UT joins ACSI project

  • 2010-08-11
  • By Ella Karapetyan

TALLINN - The UT Institute of Computer Science (Institute of Computer Sciences of the University of Tartu) is taking part in a multinational business-oriented project called the Artifact-Centric Service Interoperation (ACSI), which aims to reduce the cost of creating industry-specific e-services by 40 percent over conventional techniques. “Nowadays, information systems in large organizations have become highly complex. Thousands of messages float around all over the place, from one part of the system to another. It is often difficult for system engineers to know what is going on,” said Marlon Dumas, professor of software engineering at the Institute.

“As a result, whenever the system needs to undergo changes, for example because new services need to be offered, system engineers spend a lot of time trying to understand how the system is currently working and what exactly needs to be changed,” he adds.

The unique effort of the project focuses on the development of a software framework that will enable organizations to greatly accelerate the typically time-intensive process around the coordination of e-services and increase the automation and efficiency around deploying new e-service blends. Among other advantages, the ACSI framework is anticipated to enable automation of about 90 percent of data transformations needed to support e-service blends. In addition, the ACSI framework will be made available under an open-source license so that organizations around the world can take advantage of the technology.

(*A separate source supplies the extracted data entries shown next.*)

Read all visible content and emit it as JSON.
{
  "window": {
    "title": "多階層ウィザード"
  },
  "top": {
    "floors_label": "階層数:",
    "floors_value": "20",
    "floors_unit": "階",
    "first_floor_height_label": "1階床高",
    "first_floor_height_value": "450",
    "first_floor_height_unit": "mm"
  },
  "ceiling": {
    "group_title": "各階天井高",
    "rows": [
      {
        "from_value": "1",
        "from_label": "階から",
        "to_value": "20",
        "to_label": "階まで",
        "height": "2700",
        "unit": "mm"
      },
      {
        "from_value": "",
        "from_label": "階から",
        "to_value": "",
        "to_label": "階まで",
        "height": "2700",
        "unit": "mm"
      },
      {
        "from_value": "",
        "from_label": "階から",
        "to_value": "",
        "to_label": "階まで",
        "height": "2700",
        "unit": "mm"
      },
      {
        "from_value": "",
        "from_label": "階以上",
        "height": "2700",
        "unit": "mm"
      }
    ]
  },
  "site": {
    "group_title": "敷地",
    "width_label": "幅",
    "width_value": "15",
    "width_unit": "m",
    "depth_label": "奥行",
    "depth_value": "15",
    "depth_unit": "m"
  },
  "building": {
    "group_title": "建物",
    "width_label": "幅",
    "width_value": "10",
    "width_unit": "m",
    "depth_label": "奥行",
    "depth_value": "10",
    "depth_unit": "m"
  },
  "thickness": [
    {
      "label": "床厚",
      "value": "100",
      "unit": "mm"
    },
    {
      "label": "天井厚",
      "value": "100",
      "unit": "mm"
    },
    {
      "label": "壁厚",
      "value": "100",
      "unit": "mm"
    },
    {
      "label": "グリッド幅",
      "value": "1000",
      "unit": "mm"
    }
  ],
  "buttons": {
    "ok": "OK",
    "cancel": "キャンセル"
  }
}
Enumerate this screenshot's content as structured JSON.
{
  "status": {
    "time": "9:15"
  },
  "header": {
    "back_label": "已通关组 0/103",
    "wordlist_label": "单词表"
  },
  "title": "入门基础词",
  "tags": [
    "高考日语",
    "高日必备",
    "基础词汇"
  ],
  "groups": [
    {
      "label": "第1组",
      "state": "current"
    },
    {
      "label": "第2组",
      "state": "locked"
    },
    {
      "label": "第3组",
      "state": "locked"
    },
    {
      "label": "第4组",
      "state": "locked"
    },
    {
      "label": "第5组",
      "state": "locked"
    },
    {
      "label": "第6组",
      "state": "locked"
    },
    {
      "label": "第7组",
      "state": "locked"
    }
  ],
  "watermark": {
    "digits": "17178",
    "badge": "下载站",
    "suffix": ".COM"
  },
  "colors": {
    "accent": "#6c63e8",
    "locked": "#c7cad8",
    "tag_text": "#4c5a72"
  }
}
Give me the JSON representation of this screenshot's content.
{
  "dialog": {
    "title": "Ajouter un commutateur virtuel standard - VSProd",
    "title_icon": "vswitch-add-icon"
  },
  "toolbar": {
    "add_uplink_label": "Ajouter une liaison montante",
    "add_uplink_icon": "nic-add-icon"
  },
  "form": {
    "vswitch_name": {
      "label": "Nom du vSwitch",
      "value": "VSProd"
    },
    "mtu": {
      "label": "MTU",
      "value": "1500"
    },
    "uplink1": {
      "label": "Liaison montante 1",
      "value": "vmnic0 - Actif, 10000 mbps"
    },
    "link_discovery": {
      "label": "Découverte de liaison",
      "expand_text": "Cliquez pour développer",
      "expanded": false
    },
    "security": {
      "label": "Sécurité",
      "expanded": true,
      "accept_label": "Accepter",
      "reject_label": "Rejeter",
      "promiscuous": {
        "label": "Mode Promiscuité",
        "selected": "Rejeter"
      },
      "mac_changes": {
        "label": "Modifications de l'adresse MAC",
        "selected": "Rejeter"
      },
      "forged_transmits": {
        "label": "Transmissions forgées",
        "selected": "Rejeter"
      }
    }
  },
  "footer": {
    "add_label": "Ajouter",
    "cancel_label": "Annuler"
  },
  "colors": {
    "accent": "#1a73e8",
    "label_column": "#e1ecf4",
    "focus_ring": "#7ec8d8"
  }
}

In this project, UT researchers will apply cutting-edge techniques from a field known as data mining, in order to automatically keep an accurate and up-to-date map of an entire enterprise system. Other partners in the project will develop methods to use this map in order to drastically reduce development times when changes need to be made to an e-service, or when new e-service blends need to be offered.

“This project enables Estonian IT researchers to collaborate with the top universities and R&D organizations in Europe and to bring in know-how and connections that are essential in order to push Estonian IT to the next level,” said Dumas.
In the consortium, UT researchers are collaborating with experts from IBM Research Lab, Haifa; Sapienza Universita degli Studi di Roma, Italy; Free University of Bozen-Bolzano, Italy; Imperial College Of Science, Technology and Medicine, UK; Technische Universiteit Eindhoven, Netherlands; Indra Software Labs SLU, Spain; Collibra NV, Belgium.

The project started on June 14, during a kick-off meeting at IBM R&D Labs in Haifa, Israel. The project will deliver its final results in May 2013.